Because of the relational nature of my work, I am a strong believer in the power of group therapy. I have served on the board of the Austin Group Psychotherapy Society (AGPS) and an active member in the American Group Psychotherapy Association (AGPA) and am receiving training in the Modern Analytic modality. The group experience provides members with a number of unique features that make it an excellent adjunct to individual therapy. Within the therapy group, people tend to socially engage in ways that are familiar. By helping members to slow down and encouraging a culture of curiosity and exploration, group members have the opportunity to become aware of their own interpersonal dynamics and then explore new modes of engagement. Additionally, almost all of us are curious to know how we are perceived by others. Group provides members with an opportunity to give and receive this gift of authentic feedback within a safe, supportive environment. I currently lead three psychotherapy groups, one of which is specifically for young adults.

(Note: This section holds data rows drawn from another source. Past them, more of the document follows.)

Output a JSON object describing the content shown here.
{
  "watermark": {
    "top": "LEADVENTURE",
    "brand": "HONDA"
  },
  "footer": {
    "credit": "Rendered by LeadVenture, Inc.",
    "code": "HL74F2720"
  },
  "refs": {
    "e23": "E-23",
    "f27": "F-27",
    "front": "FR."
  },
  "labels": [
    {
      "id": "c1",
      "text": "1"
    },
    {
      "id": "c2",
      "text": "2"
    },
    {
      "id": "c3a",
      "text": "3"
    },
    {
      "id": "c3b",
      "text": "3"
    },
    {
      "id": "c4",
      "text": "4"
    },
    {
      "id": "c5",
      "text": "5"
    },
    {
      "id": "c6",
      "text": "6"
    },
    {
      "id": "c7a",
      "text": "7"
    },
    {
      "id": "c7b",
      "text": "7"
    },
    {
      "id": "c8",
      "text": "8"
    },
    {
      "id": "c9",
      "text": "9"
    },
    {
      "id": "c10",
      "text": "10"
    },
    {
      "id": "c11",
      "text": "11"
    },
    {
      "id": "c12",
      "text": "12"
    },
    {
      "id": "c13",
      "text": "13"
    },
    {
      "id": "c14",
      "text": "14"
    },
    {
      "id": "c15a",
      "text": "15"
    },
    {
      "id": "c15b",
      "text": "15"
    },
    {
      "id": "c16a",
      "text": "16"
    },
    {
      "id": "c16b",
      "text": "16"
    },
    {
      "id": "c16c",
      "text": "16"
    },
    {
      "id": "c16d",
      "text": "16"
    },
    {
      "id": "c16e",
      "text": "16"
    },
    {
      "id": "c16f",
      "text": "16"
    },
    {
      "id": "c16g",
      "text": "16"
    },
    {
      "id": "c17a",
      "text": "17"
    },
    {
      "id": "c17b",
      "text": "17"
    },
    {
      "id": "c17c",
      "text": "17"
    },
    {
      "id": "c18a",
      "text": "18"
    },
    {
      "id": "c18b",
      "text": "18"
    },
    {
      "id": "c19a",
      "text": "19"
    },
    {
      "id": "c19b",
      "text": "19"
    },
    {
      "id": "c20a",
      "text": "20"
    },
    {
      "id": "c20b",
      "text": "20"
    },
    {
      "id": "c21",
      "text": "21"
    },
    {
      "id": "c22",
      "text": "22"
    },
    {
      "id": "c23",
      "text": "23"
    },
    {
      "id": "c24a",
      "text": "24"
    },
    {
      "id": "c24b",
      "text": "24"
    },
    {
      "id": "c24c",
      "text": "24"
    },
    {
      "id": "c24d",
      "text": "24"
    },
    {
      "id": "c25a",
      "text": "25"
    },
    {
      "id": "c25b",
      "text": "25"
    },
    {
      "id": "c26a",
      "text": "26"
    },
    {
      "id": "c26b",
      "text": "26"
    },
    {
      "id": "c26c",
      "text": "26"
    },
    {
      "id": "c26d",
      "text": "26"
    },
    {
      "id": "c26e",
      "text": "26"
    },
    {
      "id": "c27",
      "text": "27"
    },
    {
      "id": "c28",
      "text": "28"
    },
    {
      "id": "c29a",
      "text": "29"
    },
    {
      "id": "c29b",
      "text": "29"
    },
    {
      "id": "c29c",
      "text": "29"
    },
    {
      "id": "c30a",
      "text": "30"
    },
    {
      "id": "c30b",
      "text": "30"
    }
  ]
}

Growing up in a variety of different countries provided me with the opportunity to witness firsthand that perceptions of psychological health can differ widely between cultures. Despite these differences, one uniting characteristic I observed was the desire for human contact—an observation which contributed to my later interest in multiculturalism and interpersonal psychology, as well as couples work. For my undergraduate education, I attended Middlebury College in Vermont where I studied environmental science. It was at Middlebury where I met my wife, Tori. Together we traveled to Texas A&M where we both received our Ph.D. in Counseling Psychology. Though my field of study shifted from the environment to psychology, I still have a strong interest in issues of sustainability, stewardship, and environmental education. Each summer Tori and I enjoy spending some time at the family farm in the Northeast Kingdom putting these concepts into practice. The creative process is also something that I highly value. In my free time here in Austin, I enjoy writing, sculpting and landscaping.